Cardiac cells have evolved elaborate signaling networks to support the coordinated response of the cell, organ, and ultimately organism to environmental stimuli, including physical and biochemical signals. Importantly, cardiac cell signaling pathways are tuned to respond across temporal and spatial scales to specific stimuli. Furthermore, dysregulation of cell signaling pathways is commonly observed in cardiovascular disease and arrhythmia. Quantitative analysis of cardiac cell signaling faces a number of unique challenges. The sheer number of constituent elements may pose a barrier to detailed characterization of the system (e.g. local concentrations and/or phosphorylation status/activity of kinases, target proteins) in vitro let alone in vivo. Furthermore, signaling pathways are often imbued with a degree of pleiotropy where the same network gives rise to multiple functional outputs. Adding to the complexity, signaling pathways tend to be highly nonlinear, lacking a well-defined beginning, middle and end.

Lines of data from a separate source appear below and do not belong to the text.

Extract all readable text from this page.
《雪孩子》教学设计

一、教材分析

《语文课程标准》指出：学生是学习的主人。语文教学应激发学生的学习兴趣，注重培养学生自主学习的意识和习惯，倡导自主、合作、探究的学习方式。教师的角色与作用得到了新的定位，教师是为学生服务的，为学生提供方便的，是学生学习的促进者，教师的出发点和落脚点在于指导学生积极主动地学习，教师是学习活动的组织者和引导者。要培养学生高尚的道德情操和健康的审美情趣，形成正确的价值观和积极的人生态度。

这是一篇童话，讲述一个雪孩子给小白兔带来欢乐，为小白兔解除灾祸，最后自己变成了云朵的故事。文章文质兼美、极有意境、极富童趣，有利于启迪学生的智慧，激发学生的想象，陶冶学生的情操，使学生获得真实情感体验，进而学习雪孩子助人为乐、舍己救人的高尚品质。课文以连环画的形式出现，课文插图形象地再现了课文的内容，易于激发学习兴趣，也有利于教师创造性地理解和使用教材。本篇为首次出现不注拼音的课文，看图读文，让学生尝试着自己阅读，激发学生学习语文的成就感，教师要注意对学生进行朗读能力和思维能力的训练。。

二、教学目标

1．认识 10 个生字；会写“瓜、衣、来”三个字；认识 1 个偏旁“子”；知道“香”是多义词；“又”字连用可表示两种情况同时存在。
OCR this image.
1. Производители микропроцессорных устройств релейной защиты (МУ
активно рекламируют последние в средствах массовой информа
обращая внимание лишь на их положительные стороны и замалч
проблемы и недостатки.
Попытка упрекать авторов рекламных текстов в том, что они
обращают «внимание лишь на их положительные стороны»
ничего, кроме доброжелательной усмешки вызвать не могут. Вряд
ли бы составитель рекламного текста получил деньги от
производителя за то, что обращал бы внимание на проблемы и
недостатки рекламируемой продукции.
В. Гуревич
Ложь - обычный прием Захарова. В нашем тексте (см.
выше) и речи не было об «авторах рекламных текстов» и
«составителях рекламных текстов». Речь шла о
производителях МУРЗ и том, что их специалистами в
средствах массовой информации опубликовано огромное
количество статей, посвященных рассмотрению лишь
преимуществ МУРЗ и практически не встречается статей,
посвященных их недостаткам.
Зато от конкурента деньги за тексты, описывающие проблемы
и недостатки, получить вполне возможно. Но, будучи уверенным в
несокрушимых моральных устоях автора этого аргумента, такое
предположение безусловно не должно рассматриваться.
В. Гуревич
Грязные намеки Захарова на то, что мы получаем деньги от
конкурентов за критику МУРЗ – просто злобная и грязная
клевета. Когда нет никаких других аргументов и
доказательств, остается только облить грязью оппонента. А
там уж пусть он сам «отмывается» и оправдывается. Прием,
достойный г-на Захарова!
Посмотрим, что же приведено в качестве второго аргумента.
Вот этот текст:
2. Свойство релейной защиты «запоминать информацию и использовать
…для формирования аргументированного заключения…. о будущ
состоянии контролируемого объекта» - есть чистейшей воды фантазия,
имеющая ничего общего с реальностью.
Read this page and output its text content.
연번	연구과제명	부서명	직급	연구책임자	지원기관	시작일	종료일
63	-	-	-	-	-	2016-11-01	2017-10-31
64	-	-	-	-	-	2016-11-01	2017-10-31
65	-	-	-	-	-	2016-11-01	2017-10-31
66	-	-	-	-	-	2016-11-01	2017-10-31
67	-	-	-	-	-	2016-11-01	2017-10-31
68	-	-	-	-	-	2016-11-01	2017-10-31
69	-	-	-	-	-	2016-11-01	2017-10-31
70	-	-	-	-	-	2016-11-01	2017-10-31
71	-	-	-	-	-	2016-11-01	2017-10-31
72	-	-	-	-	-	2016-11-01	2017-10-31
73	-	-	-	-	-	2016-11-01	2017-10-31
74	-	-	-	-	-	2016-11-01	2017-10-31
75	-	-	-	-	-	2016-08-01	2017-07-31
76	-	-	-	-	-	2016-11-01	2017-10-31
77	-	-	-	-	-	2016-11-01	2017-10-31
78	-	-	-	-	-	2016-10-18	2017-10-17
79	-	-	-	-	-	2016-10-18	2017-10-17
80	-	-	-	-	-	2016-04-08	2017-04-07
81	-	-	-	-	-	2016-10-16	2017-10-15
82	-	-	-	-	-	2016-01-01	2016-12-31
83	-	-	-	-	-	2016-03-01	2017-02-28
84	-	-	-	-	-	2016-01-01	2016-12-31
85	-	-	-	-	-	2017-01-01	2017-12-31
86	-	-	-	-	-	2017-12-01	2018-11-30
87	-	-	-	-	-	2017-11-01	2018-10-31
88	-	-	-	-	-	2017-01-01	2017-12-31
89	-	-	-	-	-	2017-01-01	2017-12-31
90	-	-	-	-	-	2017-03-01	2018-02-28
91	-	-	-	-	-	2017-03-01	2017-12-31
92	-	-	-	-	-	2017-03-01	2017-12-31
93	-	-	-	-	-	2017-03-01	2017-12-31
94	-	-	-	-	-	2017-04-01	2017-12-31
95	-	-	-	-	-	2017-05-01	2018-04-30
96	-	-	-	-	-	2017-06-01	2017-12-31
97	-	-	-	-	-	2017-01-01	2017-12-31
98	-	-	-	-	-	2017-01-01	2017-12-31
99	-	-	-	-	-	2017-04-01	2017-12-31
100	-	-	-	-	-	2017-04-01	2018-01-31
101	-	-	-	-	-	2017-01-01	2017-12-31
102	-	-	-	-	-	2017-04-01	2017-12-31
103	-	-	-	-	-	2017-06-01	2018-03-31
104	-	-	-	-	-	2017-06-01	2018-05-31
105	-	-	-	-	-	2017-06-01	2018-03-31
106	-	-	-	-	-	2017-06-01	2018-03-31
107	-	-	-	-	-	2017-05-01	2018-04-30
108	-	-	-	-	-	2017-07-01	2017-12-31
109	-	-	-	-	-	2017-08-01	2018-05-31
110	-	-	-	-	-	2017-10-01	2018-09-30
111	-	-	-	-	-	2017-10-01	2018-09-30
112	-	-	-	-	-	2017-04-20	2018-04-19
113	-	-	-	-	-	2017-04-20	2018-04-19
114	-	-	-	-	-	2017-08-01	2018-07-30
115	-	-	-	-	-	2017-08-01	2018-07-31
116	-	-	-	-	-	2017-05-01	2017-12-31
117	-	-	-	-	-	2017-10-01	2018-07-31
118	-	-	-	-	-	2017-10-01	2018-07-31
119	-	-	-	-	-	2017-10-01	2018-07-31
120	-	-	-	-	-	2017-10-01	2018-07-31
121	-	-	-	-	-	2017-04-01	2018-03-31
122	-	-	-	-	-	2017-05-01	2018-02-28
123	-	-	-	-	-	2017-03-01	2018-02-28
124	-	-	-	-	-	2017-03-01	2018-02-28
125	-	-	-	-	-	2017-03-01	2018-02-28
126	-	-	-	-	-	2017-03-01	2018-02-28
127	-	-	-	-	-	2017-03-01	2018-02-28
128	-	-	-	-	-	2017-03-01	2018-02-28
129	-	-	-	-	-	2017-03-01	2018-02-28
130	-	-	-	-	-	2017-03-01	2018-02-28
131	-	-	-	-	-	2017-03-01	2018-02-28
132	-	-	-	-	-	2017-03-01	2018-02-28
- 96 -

Together, the complex aspects of signaling provide both obstacles and exciting opportunities for mathematical modeling to generate a cohesive understanding of cardiac cell function. Despite these difficulties, mathematical modeling has been applied extensively to codify complex cell signaling networks across systems, including the heart. This chapter provides an introduction to the general approach for modeling cell signaling pathways followed by discussion of specific examples from efforts to understand the elaborate network of protein kinases and downstream targets which support the relatively rapid cardiac response to stress.